Kulu, “İktidarı elinde tutanların yaklaşımı ve kurguları bu kadim topraklarda yaşayan halkların, inanışların ve farklılıkların inkârı üzerinedir” diyerek şunları söyledi:
“Üzülerek söylemek gerekirse bu süreçte sekiz canın kaybedilmesi oldukça yaralayıcı bir durum oldu. Tekçilik, ötekilere yaşam hakkı tanımayan bir yaklaşımdır. Ve bu tekçilik anlayışı halkların inançsal etnik, kimliksel var olma nedenlerini ortadan kaldıramayacaktır. Onun için eşit yurttaşlık hakkından kendi yasalarını bile bir kenara koyup, anayasalarını dahi yok sayarak İmralı’da Sayın Öcalan’a yapılan tecrit, insani anlamda bir bütün olarak hem anayasa hem de uluslararası sözleşmelerde asla kabul görmeyen bir durumdur.”
“TECRİD BÜYÜK ÖLÇÜDE KIRILDI”
“Açlık grevlerinin bitmesi, tecridin büyük ölçüde kırılması anlamına gelmektedir.
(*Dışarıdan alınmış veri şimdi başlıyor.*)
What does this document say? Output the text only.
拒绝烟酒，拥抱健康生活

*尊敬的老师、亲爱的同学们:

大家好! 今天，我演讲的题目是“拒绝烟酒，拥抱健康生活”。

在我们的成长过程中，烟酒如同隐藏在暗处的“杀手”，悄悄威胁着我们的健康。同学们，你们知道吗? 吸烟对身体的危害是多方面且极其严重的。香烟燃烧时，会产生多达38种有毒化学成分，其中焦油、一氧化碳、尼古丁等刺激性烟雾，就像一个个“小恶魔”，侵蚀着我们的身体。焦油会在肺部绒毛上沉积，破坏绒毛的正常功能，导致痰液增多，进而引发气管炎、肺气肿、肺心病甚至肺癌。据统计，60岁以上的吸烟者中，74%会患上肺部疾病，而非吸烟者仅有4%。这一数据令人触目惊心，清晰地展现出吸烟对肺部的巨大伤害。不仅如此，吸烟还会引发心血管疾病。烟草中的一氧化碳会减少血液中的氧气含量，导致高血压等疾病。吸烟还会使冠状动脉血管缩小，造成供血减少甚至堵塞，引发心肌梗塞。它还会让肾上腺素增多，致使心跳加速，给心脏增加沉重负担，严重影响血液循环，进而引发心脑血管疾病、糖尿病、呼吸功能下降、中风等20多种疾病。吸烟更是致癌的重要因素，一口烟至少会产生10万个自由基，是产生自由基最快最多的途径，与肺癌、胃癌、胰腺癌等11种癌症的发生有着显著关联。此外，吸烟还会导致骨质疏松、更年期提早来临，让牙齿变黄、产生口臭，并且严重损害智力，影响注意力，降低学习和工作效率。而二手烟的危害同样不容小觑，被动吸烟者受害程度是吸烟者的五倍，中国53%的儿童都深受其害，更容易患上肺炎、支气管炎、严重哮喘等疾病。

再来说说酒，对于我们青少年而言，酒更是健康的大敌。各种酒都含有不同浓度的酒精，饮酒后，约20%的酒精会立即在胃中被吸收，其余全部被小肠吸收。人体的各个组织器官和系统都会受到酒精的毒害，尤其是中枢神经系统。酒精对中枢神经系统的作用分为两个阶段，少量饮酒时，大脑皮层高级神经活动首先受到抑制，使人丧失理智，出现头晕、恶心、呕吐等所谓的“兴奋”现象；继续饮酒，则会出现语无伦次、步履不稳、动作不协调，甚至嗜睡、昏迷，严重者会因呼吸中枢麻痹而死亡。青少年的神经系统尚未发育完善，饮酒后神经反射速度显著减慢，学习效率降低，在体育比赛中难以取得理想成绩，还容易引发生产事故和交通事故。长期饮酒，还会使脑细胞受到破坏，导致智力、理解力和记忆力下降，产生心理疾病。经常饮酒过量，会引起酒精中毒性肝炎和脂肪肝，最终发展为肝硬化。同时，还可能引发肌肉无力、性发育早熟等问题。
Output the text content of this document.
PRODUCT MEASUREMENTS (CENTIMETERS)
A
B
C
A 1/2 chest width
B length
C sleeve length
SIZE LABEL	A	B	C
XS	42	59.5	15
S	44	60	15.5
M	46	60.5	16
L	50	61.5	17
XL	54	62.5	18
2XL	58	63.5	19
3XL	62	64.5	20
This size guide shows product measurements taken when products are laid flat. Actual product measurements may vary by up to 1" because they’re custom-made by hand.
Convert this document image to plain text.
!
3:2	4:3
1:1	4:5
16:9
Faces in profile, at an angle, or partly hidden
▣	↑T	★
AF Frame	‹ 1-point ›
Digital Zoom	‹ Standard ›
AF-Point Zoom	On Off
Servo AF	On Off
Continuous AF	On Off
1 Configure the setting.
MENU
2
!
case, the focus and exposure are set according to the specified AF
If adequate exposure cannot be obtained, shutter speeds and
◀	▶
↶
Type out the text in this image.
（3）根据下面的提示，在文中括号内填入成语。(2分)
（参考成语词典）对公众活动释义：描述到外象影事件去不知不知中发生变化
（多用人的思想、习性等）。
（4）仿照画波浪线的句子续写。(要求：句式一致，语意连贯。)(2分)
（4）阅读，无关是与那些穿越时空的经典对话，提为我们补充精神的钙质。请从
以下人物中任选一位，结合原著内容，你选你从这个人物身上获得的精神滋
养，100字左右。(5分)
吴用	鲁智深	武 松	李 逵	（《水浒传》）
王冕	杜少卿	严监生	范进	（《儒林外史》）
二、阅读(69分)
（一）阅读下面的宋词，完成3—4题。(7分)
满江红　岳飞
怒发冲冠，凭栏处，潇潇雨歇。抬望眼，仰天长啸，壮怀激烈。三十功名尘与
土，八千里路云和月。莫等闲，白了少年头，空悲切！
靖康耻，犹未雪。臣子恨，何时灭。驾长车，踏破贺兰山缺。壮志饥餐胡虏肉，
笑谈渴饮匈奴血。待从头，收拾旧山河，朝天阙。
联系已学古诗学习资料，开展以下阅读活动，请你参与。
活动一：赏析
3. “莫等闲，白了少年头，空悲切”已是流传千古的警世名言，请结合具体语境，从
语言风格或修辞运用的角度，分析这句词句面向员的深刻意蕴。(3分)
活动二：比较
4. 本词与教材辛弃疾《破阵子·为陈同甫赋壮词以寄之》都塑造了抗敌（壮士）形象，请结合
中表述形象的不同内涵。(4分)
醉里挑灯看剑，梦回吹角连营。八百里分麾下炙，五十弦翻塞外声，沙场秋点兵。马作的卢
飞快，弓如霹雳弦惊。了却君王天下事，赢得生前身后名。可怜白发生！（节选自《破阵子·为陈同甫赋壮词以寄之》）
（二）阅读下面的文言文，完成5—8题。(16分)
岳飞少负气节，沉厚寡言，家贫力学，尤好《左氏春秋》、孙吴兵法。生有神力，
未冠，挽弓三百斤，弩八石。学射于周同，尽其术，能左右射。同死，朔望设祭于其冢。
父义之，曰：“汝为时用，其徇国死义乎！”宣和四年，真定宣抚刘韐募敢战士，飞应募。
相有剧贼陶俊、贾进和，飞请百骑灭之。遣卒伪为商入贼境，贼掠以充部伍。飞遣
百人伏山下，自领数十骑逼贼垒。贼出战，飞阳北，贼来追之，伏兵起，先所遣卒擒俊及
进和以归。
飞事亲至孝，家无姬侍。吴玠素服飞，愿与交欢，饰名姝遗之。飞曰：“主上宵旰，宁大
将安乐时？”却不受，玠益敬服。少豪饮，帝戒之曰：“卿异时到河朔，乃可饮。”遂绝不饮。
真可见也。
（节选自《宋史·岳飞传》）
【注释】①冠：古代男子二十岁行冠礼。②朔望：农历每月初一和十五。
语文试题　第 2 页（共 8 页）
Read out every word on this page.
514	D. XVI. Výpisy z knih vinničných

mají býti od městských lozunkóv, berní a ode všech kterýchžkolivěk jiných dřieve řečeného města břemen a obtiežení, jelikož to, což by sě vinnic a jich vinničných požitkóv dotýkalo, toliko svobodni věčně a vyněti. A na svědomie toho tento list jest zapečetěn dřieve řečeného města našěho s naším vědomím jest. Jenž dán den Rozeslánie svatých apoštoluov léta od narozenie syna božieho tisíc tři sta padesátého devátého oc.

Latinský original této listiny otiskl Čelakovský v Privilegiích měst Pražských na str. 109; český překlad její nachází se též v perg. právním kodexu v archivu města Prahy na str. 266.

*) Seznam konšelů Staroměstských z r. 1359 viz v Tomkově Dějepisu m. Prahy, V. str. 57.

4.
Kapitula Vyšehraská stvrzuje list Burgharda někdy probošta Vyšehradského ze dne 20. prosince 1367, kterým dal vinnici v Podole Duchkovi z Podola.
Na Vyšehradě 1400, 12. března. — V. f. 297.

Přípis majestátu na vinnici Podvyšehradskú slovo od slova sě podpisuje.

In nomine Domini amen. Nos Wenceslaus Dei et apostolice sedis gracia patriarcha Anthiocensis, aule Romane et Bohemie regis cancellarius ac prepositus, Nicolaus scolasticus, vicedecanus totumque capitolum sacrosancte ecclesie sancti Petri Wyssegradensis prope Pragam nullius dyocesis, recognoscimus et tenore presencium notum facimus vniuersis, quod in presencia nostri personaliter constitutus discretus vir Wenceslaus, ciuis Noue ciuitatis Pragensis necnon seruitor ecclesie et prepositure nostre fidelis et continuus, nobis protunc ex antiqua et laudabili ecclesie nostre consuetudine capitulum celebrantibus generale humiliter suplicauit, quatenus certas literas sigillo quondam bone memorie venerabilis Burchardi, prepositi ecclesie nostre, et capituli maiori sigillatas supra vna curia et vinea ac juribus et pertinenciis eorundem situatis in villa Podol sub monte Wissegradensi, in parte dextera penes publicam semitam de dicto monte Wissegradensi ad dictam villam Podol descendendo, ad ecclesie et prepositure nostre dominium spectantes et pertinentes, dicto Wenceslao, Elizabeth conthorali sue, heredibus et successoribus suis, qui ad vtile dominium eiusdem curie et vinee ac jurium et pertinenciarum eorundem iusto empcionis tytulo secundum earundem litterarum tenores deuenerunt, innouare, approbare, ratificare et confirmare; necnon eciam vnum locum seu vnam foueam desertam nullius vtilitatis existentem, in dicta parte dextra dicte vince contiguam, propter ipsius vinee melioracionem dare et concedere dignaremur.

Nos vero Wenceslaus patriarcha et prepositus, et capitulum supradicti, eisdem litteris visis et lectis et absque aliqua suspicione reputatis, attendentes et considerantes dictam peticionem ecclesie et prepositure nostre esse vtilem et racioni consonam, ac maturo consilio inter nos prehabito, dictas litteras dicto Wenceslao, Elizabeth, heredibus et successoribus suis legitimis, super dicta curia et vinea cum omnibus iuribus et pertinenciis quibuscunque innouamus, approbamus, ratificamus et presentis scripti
Hak ve hakikat arayışları dünyanın neresinde; rengi, mezhebi, ırkı ne olursa olsun bizim için özeldir. Kabemiz insandır. İnsan olmak bizim için esas olandır. Kime karşı yapılırsa yapılsın, tecrit politikası ve onun canına, kimliğine kasteden bir yaklaşım asla kabul edilemez. Umarım bu kadar cana, emeğe mal olup kısmi de olsa tecridin son bulması gelecek günlerde barışa, çözüme ve ortak vatanda eşit yurttaşlık haklarının teslim edildiği, herkesin kendi inancıyla, kimliği ile diliyle, kültürüyle yaşadığı ülke özlemine dönüşür. Umarım farklı kimliklerden insanların her biri, kendisi gibi yaşama imkanı bulur. Ve bu kadim topraklar insanlığın ayağa kalktığı, her rengin, her dilin, her sözün söylenebildiği bir çiçek bahçesine dönüşür.”
“CANINI ÖLÜME YATIRAN CANLARI SAYGIYLA ANIYORUZ”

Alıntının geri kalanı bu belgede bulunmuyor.